Validation of the uncertainty

The validation of the predicted prediction intervals is shown in Fig. 3. Note that while Fig. 2 shows all prediction intervals, we only report the maps of the 90% prediction interval, that is, the maps of the 0.05th and the 0.95 percentiles (see Figs. 4 and 5). Overall, the uncertainty was adequately estimated because most points are close to the line of equality. The uncertainty of SOC for the 0–5 cm depth intervals is slightly overestimated. For example, for the 50% interval, nearly 55% of the observations from the validation dataset fall within this interval.

Fig. 3
figure 3

Accuracy plots showing the probability interval and the proportion falling within this interval, for the six depth intervals and two spatial resolutions.

Fig. 4
figure 4

Map of prediction of TOC for the 0–5 cm depth interval and 90 m × 90 m spatial resolution (center) along with the lower (left) and upper (right) intervals (0.05 and 0.95 percentiles).

Fig. 5
figure 5

Maps of total organic carbon prediction for the size depth intervals and two spatial resolution (i.e. 90 m × 90 m and 30 m × 30 m).
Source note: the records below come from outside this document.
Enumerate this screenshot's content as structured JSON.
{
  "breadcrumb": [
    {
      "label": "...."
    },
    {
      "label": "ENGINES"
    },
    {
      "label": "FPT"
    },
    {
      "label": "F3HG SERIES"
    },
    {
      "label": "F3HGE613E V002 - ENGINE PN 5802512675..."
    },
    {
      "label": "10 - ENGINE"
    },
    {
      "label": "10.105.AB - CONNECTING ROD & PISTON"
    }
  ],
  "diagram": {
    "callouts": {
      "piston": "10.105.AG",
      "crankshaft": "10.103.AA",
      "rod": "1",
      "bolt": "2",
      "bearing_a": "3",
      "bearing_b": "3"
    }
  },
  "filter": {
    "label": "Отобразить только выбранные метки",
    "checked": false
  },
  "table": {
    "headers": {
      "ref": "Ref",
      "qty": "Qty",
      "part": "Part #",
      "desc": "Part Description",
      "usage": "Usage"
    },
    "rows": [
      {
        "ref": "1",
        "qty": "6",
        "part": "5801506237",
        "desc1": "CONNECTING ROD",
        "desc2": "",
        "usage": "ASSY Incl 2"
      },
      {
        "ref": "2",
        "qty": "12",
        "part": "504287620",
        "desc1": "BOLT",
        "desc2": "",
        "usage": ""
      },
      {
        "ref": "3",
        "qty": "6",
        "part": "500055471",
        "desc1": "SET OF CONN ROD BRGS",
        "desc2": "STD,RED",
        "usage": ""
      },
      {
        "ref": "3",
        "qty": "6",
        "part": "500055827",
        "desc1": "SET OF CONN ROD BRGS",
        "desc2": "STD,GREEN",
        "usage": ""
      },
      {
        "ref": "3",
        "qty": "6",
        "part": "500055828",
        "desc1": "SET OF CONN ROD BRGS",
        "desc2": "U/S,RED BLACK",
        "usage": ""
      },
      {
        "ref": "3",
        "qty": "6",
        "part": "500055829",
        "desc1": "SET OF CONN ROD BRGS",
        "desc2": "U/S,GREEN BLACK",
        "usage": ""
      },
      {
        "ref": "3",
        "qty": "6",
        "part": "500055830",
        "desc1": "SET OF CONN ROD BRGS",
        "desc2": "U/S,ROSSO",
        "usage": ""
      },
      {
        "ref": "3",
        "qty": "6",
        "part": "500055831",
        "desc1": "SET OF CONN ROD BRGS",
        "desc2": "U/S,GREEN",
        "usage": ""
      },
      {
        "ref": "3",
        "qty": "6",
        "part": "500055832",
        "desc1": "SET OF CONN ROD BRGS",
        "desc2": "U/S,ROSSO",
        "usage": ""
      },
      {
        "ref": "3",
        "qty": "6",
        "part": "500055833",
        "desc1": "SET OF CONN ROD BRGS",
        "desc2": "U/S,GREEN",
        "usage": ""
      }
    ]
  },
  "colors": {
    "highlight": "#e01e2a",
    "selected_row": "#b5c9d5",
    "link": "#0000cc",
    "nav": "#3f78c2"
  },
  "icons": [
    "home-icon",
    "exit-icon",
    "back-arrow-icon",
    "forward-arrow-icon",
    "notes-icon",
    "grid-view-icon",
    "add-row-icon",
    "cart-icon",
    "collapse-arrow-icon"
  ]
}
Comparison with existing maps

We compared the topsoil (0–5 cm) TOC prediction maps at 30 m × 30 m (Fig. 6a) with existing maps available for Australia, the previous version of the SLGA v1 (Fig. 6b29) global map of SoilGrids 2.0 (Fig. 6c30). Note that in Fig. 6 the SLGA v1 map is at 90 m × 90 m whereas the SoilGrids map is at 250 m × 250 m spatial resolution. Three small areas in the West, East and North of Australia are shown. Overall, the prediction results for the three maps have similar patterns and ranges of values for the three small areas. However, the new map reveals much more detailed information than previous maps. The map of SoilGrids has smooth variation while the map of SLGV v1 captures further variation, but missed the detailed variation caused by fields and river beds.

Fig. 6
figure 6

Topsoil (0–5 cm) (a) TOC prediction maps at 30 m × 30 m spatial resolution compared with (b) the previous version of the Soil and Landscape Grid of Australia and (c) the global map of SoilGrids 2.030 for three small areas in the West, East and North of Australia.

Usage Notes

With its high spatial resolution and national coverage, this dataset should be useful for a range of stakeholders, including policymakers, scientists and land users alike. Potential uses include setting up a benchmark for Australia to estimate the change in soil organic carbon resulting from a change in land use, land cover, soil management practices and greenhouse gas offset activities. They can be also used for researchers to obtain insights into the large-scale and local-scale drivers of soil organic carbon in relation to biophysical factors and the environment. National-scale maps of soil organic carbon also constitute an input to guide the design of national soil monitoring networks and soil organic carbon accounting projects. The uncertainty of the maps reported in this study can be used to guide sampling to refine the existing maps in areas of large uncertainty. At the international level, we envision that this map will help policymakers to report on the national soil carbon budgeting and might help assist with strategies to mitigate climate change through carbon storage in soils.